Le projet du Gira
Le GIRA est un regroupement de chercheurs et chercheures de divers horizons nationaux et disciplinaires des sciences humaines, réunis sur une base volontaire, qui s'interrogent - à partir de leurs ancrages nationaux, institutionnels et disciplinaires respectifs, de leurs intérêts et thématiques de recherche propres - sur leur identité et sur leurs responsabilités individuelles et collectives de chercheur-e. Cette identité et ces responsabilités sont définies par l'inscription des chercheurs dans :
- un espace national en voie de globalisation et, à l'échelle des Amériques, de continentalisation;
- un espace institutionnel universitaire en voie de décloisonnement, caractérisé par une attente croissante de la part des décideurs gouvernementaux ou des groupes et des mouvements sociaux de "pertinence" sociale et culturelle à l'égard de la production de connaissances;
- un espace disciplinaire exposé de manière croissante à une diversité de perspectives d'analyse et de compréhension des phénomènes sous étude.
Les membres du GIRA se définissent comme des acteurs réflexifs, c'est-à-dire qu'ils se conçoivent comme participant de et à la transformation des cadres culturels et sociaux prévalents. Ils prennent acte que la réalité ne cesse de dépasser ces cadres établis et en contestent le bien-fondé et le caractère souvent normatif. Aussi s'efforcent-ils de se décentrer des cadres et des espaces reconnus, qu'ils soient nationaux, institutionnels ou disciplinaires, afin d'aider à transformer les regards et les perspectives d'action.
Pour ce faire, ils cherchent à expérimenter, de la manière la plus systématique possible, la rencontre de l'autre, d'une altérité définie autant par sa différence nationale (d'où la volonté de privilégier les contacts scientifiques internationaux), institutionnelle (en référence à la diversité des attentes sociales de " pertinence " des connaissances produites de la part des utilisateurs de ces connaissances) que disciplinaire (par la multiplication des regards disciplinaires sur un objet donné). En d'autres termes, les chercheurs-es du GIRA s'efforcent dans leurs travaux de croiser les provenances et les enracinements nationaux, les expériences historiques, les sources de demande de connaissances et les disciplines.
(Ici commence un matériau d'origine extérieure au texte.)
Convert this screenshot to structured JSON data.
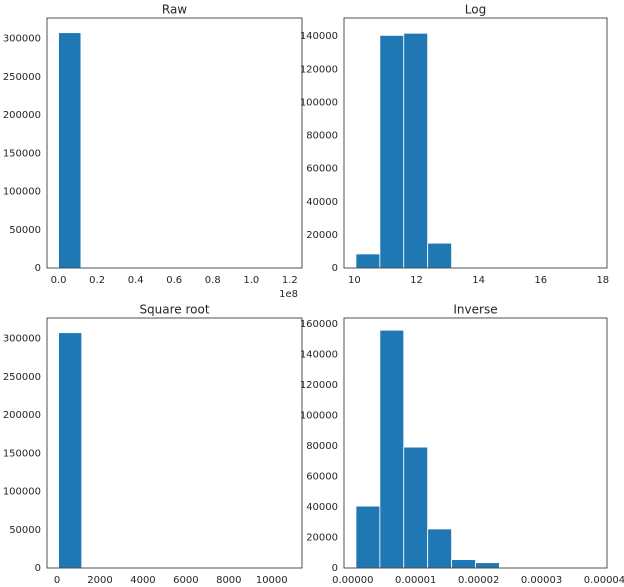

Ils cherchent aussi à actualiser cette rencontre de l'altérité en optant pour des approches et des méthodologies de travail qui reposent sur :
- un questionnement de la légitimité des savoirs scientifiques en les confrontant à la diversité des savoirs pratiques et expérientiels;
- un questionnement du rôle et du statut de l'expertise scientifique (qui présuppose généralement la détention d'un savoir spécifique indépendant des conditions de sa production ou de son application);
- un développement des méthodologies comparatives de recherche, entre pays, entre institutions, entre disciplines;
- la promotion de débats et d'échanges internationaux, interinstitutionnels et interdisciplinaires, ou mieux : transnationaux, transinstitutionnels et transdisciplinaires, en fonction d'objets ou de thèmes spécifiques de recherche, d'une recherche qui se veut en prise directe avec des enjeux culturels et sociaux spécifiques;
- la volonté pour chacun des participants de soumettre sa production de recherche au regard de l'altérité (nationale, institutionnelle et/ou disciplinaire) et d'en faire une relecture, de la "revisiter" en fonction de ces regards croisés et, plus largement, des orientations de recherche développées par le GIRA.
Enfin, en tant qu'acteurs réflexifs, les membres du GIRA s'inscrivent dans un projet de changement culturel et social qui vise la promotion et la consolidation des valeurs humanistes fondées sur la reconnaissance des droits et de la citoyenneté dans le cadre d'un "espace public démocratique" en partie constitué, mais surtout à constituer à l'échelle des Amériques.